After years of considering weight-loss surgery, Mr. Koukerjinian decided in 2007 to undergo the procedure at the hospital's new center, whose program included psychological tests and sleep studies.
He said he came from a family that loves to eat, so his biggest fear was his new relationship with food.
"It was never a fear about the surgery," Mr. Koukerjinian said.
As the first gastric bypass patient at the center, Mr. Koukerjinian was required to go through additional hoops, including his insurance company, which required six months of dietary discipline and training with a dietitian.
"He was a trooper throughout the whole process," said Kelley Osborne, director of the Sibley Center for Weight Loss Surgery. "He's very motivated."
He underwent the procedure at 289 pounds. Roughly one month later, he signed up to volunteer as a firefighter for the Evergreen Fire Department, Station 515, in Prince William County.
Mr. Koukerjinian said he submitted an application just to assist at the department, not necessarily to become a firefighter. But a few months later, friends encouraged him to enroll in the training academy to become an official firefighter.
"Every boy wants to be a firefighter, so I said, 'OK, I'll try it out,' " he said.
Mr. Koukerjinian attended the academy for four months, which required him to perform such tasks as climbing down ladders and jumping off of high surfaces - often while blindfolded.
On Sept. 22, a year and a week after his surgery, he became a firefighter.
Since the surgery, Mr. Koukerjinian has lost 120 pounds. He maintains his new weight by going to the gym three times a week and riding his bike with his daughter, which he previously could not do.
"We can go for two to three miles, then she'll get tired before me," he said.
Mario Delgado, a friend and co-worker, said Mr. Koukerjinian was a fun companion before and after surgery.
"It didn't alter his personality," he said. "But it gave him a new focus on life, new goals and more energy to do things, such as volunteer."
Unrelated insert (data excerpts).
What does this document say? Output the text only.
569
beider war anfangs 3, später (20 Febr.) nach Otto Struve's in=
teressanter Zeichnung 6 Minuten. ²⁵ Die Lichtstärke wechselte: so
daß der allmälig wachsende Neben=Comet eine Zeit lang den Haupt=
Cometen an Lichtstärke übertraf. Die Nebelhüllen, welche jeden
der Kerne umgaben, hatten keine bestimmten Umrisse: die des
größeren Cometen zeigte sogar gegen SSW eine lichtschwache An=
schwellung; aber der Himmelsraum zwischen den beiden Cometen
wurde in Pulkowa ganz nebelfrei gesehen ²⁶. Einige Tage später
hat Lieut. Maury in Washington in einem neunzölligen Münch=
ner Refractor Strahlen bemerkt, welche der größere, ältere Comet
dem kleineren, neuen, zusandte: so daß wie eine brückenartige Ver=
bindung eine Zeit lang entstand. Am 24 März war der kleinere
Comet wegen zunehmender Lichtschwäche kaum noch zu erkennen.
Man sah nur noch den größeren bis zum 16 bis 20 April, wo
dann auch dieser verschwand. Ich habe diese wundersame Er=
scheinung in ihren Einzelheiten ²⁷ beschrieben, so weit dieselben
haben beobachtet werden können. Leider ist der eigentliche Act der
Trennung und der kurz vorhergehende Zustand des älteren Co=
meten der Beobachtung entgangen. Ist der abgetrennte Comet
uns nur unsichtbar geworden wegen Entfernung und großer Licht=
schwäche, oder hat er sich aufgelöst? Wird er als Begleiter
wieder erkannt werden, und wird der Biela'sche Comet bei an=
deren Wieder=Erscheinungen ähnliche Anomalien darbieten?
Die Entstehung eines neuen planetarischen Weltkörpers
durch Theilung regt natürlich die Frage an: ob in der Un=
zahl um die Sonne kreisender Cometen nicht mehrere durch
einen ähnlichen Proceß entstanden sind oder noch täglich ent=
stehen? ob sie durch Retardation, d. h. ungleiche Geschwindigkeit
Last year, Mr. Koukerjinian completed a 5K Susan G. Komen walk for breast cancer research. In April, he will skydive to raise money for SOAR, Survivors of Abuse in Recovery, a nonprofit group dedicated to helping child victims of rape and abuse.
"Before when I got on a plane, that plane probably wouldn't take off," he said,
"But then I said, 'Now, why not? I can do that.' "
Still, Mr. Koukerjinian said what makes him most happy is being an ambassador for weight-loss programs.
"My advice to anyone who is overweight: Don't procrastinate like I did," he said. "All people deserve another chance in life to feel good about themselves."
He keeps his old driver's license picture handy to prove to people how much weight he has lost.
"I cannot say it enough," he said. "I'm grateful every single day. I'm very grateful."